Third, while this is early-stage research without immediate production benefits, developers can experiment with open-source tools on smaller models to develop better intuitions about model behavior. This won’t immediately improve your applications, but it builds understanding that can inform everything from prompt design to system architecture decisions.

The linked show notes page has a nicely edited transcript, but the audio conversation is definitely worth a listen. As an AI engineer, I came away convinced that deep instrumentation of LLM inference is a useful avenue of exploration. As a Systems Guy (TM), there also seem to be tracing, observability, profiling, and debugging challenges that could be fun to dig into.

I’m glad I ignored my initial knee-jerk reaction and gave this episode a listen.

The Tools

Subsequently, I decided to seek out the open-source tools recommended to run on small local models. The show notes didn’t have any obvious links, so I ventured out searching with my fave engine Kagi.

First off, I found Transformer Circuits Thread, a series of blog posts and notes by the Anthropic interpretability team.

A surprising fact about modern large language models is that nobody really knows how they work internally. The Interpretability team strives to change that — to understand these models to better plan for a future of safe AI.

This includes Circuit Tracing: Revealing Computational Graphs in Language Models

We introduce a method to uncover mechanisms underlying behaviors of language models. We produce graph descriptions of the model’s computation on prompts of interest by tracing individual computational steps in a “replacement model”. This replacement model substitutes a more interpretable component (here, a “cross-layer transcoder”) for parts of the underlying model (here, the multi-layer perceptrons) that it is trained to approximate. We develop a suite of visualization and validation tools we use to investigate these “attribution graphs” supporting simple behaviors of an 18-layer language model, and lay the groundwork for a companion paper applying these methods to a frontier model, Claude 3.5 Haiku.

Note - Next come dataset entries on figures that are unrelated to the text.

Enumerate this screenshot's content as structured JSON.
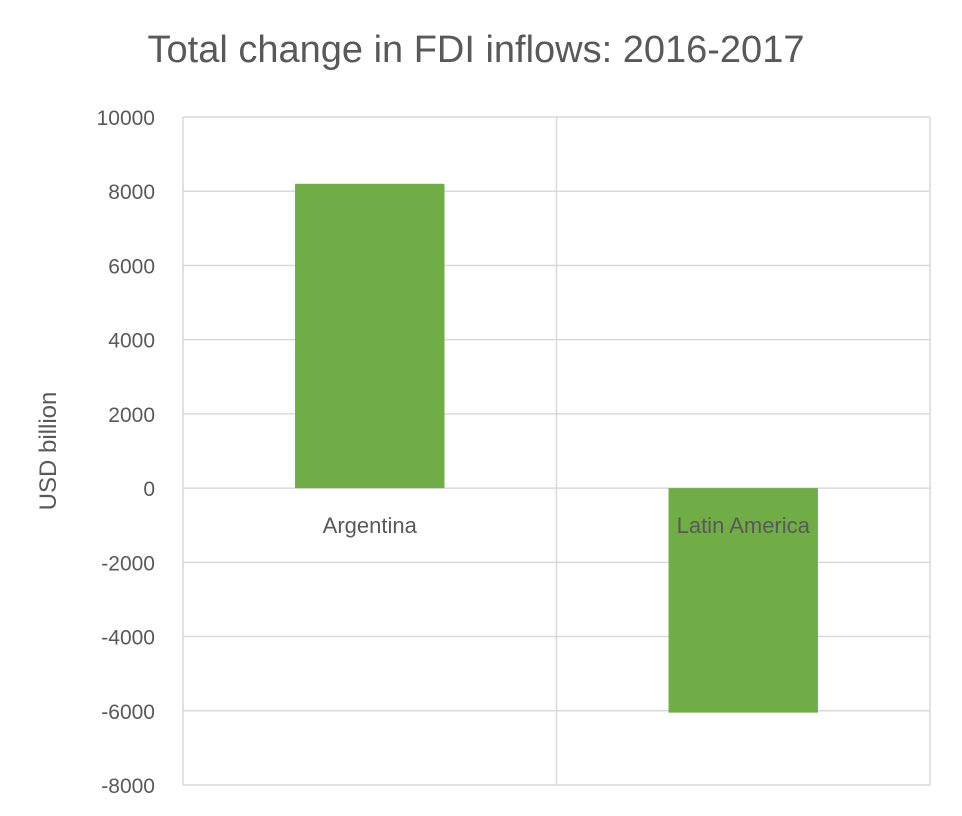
{
  "chart_data": {
    "type": "bar",
    "title": "Total change in FDI inflows: 2016-2017",
    "xlabel": "",
    "ylabel": "USD billion",
    "categories": [
      "Argentina",
      "Latin America"
    ],
    "series": [
      {
        "values": [
          8200,
          -6050
        ]
      }
    ],
    "ylim": [
      -8000,
      10000
    ],
    "ytick_step": 2000,
    "grid": true,
    "legend": "none",
    "bar_color": "#70AD47",
    "grid_color": "#D9D9D9",
    "text_color": "#595959"
  }
}
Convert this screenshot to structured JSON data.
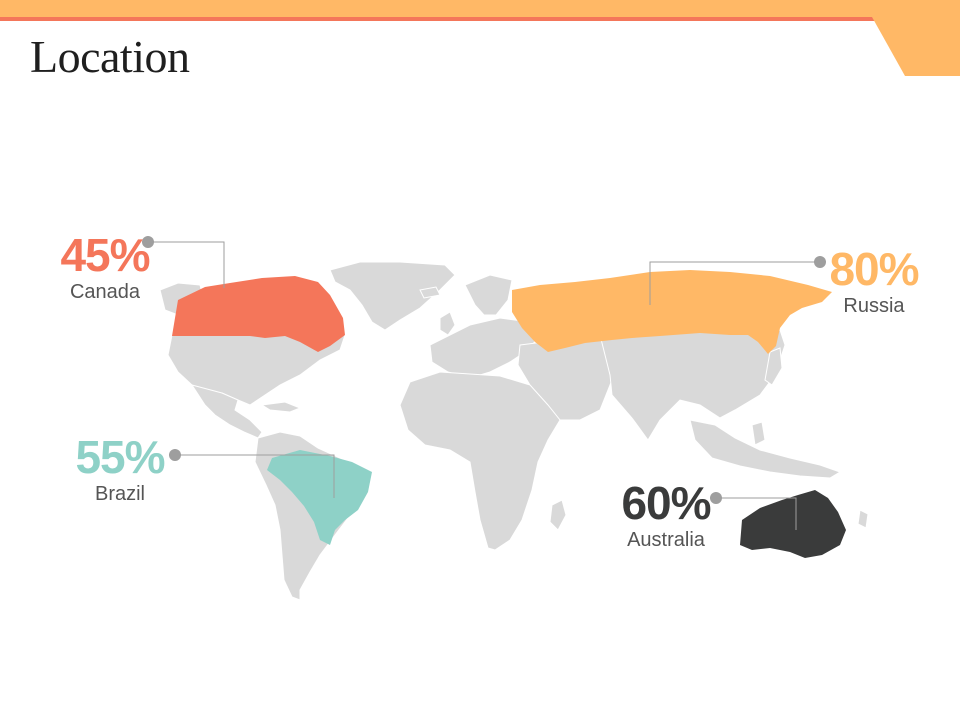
{
  "title": "Location",
  "colors": {
    "accent_orange": "#FFB866",
    "accent_red": "#F4765A",
    "map_land": "#D9D9D9",
    "connector": "#9E9E9E"
  },
  "regions": [
    {
      "key": "canada",
      "country": "Canada",
      "percent": "45%",
      "color": "#F4765A"
    },
    {
      "key": "russia",
      "country": "Russia",
      "percent": "80%",
      "color": "#FFB866"
    },
    {
      "key": "brazil",
      "country": "Brazil",
      "percent": "55%",
      "color": "#8ED1C7"
    },
    {
      "key": "australia",
      "country": "Australia",
      "percent": "60%",
      "color": "#3A3B3B"
    }
  ]
}
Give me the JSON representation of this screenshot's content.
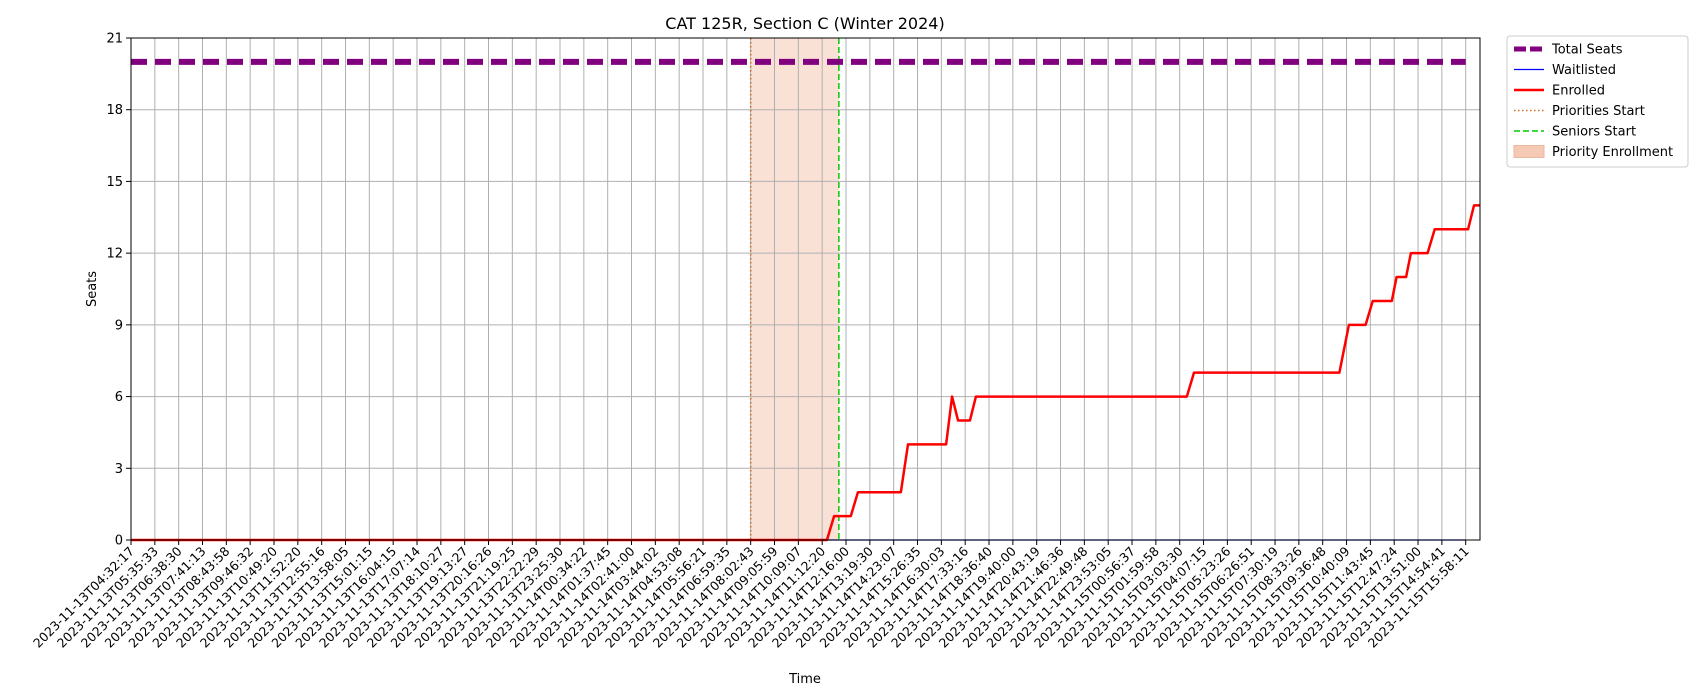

and On the Biology of a Large Language Model

We investigate the internal mechanisms used by Claude 3.5 Haiku — Anthropic’s lightweight production model — in a variety of contexts, using our circuit tracing methodology.

I like the injection of updates into the flow. Updates are closer to working papers or tech notes. They are not completely finished products but are made available for early commentary from informed collaborators.

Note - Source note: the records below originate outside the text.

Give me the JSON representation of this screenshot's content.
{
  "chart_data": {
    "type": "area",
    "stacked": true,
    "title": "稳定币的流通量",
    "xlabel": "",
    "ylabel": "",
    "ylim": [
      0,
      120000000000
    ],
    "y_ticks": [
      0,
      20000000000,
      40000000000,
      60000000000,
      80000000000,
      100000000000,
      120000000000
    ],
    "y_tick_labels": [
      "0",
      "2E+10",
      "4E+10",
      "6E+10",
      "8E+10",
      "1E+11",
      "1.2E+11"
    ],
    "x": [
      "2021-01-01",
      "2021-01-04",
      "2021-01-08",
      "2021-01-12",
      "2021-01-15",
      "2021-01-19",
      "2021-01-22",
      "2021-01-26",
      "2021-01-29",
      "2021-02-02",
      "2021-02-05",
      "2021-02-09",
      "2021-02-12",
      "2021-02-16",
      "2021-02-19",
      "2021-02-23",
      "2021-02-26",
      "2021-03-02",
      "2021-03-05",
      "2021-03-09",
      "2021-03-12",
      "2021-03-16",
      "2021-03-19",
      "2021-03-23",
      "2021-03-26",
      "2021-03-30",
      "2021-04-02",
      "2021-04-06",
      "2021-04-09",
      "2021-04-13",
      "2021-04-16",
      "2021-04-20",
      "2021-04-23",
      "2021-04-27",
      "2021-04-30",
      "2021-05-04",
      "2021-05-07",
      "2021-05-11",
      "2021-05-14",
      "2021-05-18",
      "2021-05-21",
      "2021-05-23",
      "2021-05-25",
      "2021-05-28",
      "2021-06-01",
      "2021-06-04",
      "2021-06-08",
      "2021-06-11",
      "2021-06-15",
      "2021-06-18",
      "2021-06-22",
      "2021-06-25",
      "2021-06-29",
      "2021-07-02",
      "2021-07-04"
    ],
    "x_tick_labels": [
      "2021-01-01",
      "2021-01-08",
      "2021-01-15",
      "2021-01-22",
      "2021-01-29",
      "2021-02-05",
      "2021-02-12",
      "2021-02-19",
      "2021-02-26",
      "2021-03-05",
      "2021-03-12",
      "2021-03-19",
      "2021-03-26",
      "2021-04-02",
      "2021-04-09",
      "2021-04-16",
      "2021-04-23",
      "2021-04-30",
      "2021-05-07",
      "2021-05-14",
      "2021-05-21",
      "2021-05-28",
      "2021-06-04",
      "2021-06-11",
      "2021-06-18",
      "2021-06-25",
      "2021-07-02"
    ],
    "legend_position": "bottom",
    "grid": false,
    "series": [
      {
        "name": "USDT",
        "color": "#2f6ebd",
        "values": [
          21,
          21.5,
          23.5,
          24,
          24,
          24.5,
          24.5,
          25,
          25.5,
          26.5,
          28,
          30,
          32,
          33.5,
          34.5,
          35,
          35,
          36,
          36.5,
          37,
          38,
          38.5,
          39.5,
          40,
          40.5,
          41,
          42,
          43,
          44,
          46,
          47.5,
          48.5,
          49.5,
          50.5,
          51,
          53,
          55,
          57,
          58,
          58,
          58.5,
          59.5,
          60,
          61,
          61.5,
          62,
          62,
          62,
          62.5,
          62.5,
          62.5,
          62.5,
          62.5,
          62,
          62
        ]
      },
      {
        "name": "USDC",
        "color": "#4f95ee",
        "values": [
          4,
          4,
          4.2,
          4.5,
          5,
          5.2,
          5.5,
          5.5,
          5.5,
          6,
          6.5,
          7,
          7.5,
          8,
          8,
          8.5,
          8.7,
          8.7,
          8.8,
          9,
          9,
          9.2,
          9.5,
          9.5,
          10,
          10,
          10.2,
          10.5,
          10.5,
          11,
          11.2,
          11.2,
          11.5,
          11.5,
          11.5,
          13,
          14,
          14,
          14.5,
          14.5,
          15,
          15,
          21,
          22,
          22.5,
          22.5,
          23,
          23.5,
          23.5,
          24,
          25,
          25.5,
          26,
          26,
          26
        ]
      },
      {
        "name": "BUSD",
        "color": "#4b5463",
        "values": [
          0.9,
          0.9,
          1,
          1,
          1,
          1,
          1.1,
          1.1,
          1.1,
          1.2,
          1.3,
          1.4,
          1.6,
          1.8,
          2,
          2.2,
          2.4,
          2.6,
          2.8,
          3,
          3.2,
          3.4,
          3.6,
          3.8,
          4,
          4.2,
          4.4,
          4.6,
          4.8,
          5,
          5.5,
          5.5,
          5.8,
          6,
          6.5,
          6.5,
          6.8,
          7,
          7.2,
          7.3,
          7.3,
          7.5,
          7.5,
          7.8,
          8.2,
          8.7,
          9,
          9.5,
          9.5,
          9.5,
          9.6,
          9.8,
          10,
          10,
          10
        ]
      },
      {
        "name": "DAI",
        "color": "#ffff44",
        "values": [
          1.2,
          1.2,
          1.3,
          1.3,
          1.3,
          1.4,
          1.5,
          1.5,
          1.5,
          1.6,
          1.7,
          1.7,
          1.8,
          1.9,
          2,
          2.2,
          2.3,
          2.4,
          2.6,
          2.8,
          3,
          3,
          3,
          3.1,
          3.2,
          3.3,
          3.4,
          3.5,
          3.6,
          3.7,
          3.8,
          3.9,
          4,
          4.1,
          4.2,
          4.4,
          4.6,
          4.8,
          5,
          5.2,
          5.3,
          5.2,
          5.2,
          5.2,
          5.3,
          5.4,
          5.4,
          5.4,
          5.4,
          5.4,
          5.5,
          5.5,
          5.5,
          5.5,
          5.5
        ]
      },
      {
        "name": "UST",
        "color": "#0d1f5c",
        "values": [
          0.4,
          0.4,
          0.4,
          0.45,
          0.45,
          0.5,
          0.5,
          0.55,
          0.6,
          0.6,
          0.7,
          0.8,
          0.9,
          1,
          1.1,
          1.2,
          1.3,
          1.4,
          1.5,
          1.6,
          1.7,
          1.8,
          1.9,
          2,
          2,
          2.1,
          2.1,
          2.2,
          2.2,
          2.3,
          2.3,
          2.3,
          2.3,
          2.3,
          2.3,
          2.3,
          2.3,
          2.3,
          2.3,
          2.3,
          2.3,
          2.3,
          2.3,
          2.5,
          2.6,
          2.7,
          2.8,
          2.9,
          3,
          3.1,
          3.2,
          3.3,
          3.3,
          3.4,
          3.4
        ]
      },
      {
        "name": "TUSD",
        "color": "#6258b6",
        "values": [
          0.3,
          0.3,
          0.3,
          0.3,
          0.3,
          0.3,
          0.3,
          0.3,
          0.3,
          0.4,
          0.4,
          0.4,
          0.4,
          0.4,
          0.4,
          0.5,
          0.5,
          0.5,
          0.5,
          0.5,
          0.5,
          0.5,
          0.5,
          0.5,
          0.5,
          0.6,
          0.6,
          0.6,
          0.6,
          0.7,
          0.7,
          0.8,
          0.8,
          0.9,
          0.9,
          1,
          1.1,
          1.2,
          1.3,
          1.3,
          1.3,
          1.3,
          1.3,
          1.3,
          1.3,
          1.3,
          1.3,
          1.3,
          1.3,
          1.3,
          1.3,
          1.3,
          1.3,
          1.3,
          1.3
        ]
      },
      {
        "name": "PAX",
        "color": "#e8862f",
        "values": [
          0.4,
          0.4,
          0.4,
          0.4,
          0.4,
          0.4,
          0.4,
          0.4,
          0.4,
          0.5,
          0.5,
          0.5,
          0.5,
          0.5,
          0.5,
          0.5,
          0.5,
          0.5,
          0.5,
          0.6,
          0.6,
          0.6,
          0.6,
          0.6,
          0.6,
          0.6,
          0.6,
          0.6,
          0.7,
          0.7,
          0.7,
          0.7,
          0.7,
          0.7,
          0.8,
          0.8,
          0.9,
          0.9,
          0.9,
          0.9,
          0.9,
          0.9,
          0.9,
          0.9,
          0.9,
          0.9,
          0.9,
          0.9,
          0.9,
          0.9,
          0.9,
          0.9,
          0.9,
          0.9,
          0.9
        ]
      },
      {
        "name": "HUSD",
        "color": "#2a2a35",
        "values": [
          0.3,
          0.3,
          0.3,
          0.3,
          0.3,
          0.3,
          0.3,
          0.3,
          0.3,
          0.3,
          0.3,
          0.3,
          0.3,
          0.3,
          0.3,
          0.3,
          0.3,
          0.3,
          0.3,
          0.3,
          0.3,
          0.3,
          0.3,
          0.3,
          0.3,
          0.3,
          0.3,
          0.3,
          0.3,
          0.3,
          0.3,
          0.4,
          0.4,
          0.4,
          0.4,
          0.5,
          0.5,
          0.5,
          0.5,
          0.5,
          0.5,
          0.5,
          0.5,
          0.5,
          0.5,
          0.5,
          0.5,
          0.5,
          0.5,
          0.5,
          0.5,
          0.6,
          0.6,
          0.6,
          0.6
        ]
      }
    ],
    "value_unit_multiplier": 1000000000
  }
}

Also, way down at the bottom, here’s the underlying inspiration:

About

Can we reverse engineer transformer language models into human-understandable computer programs? Inspired by the Distill Circuits Thread, we’re going to try.

We think interpretability research benefits a lot from interactive articles (see Activation Atlases for a striking example). Previously we would have submitted to Distill, but with Distill on Hiatus, we’re taking a page from David Ha’s approach of simply creating websites (eg. World Models) for research projects.

As part of our effort to reverse engineer transformers, we’ve created several other resources besides our paper which we hope will be useful. We’ve collected them on this website, and may add future content here, or even collaborations with other institutions.

Next there’s the Safety Research GitHub Organization. This may not be strictly limited to Anthropic participants.

Finally, we have the circuit-tracer tool:

This library implements tools for finding circuits using features from (cross-layer) MLP transcoders, as originally introduced by Ameisen et al. (2025) and Lindsey et al. (2025).

Our library performs three main tasks.

  • Given a model with pre-trained transcoders, it finds the circuit / attribution graph; i.e., it computes the direct effect that each non-zero transcoder feature, transcoder error node, and input token has on each other non-zero transcoder feature and output logit.
  • Given an attribution graph, it visualizes this graph and allows you to annotate these features.
  • Enables interventions on a model’s transcoder features using the insights gained from the attribution graph; i.e. you can set features to arbitrary values, and observe how model output changes.

N.B.: this seems to be an implementation independent of the Anthropic team.